Nella mia beata ingenuità di allora, credevo che queste notizie fossero difettate "semplicemente" a causa della scarsa informazione del giornalista sul fatto, o magari la loro superficialità nelle tematiche al di fuori delle loro competenze. Con le censure (Biagi, Luttazzi, Santoro) che colpirono le TV nel 2002/2003 incominciai a domandarmi se non ci fosse sotto qualcosa di ben peggiore che la superficialità.
Dopo tutti questi anni, oggi ho la conferma che i miei sospetti erano fondati.
Ho comprato in questi giorni infatti un libro scritto da Peter Gomez e Marco Travaglio.

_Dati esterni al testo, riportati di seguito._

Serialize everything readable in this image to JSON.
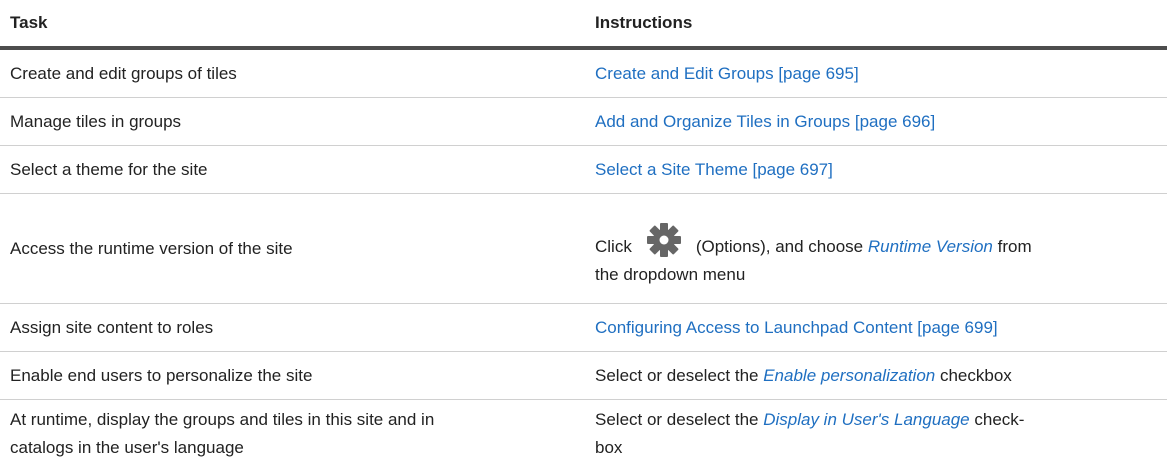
{
  "header": {
    "task": "Task",
    "instructions": "Instructions"
  },
  "rows": [
    {
      "task": "Create and edit groups of tiles",
      "link": "Create and Edit Groups [page 695]"
    },
    {
      "task": "Manage tiles in groups",
      "link": "Add and Organize Tiles in Groups [page 696]"
    },
    {
      "task": "Select a theme for the site",
      "link": "Select a Site Theme [page 697]"
    },
    {
      "task": "Access the runtime version of the site",
      "pre": "Click",
      "icon": "gear-icon",
      "mid": "(Options), and choose",
      "em": "Runtime Version",
      "post1": "from",
      "post2": "the dropdown menu"
    },
    {
      "task": "Assign site content to roles",
      "link": "Configuring Access to Launchpad Content [page 699]"
    },
    {
      "task": "Enable end users to personalize the site",
      "pre": "Select or deselect the",
      "em": "Enable personalization",
      "post": "checkbox"
    },
    {
      "task1": "At runtime, display the groups and tiles in this site and in",
      "task2": "catalogs in the user's language",
      "pre": "Select or deselect the",
      "em": "Display in User's Language",
      "post1": "check-",
      "post2": "box"
    }
  ],
  "colors": {
    "link": "#1f6fc1",
    "text": "#222222",
    "header_rule": "#4d4d4d"
  }
}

Il titolo è Regime.
In questo libro sono raccontate le censure e le strategie di distruzione mediatica attuate da questa informazione deviata che ormai vigila su tutto il Paese.
Consiglio caldamente la lettura a chiunque voglia "vederci chiaro" nella melma del sistema informativo italiano.
Il libro non è recentissimo (2004), ma quantomai attuale dato che da allora ad oggi, le cose non hanno fatto altro che peggiorare.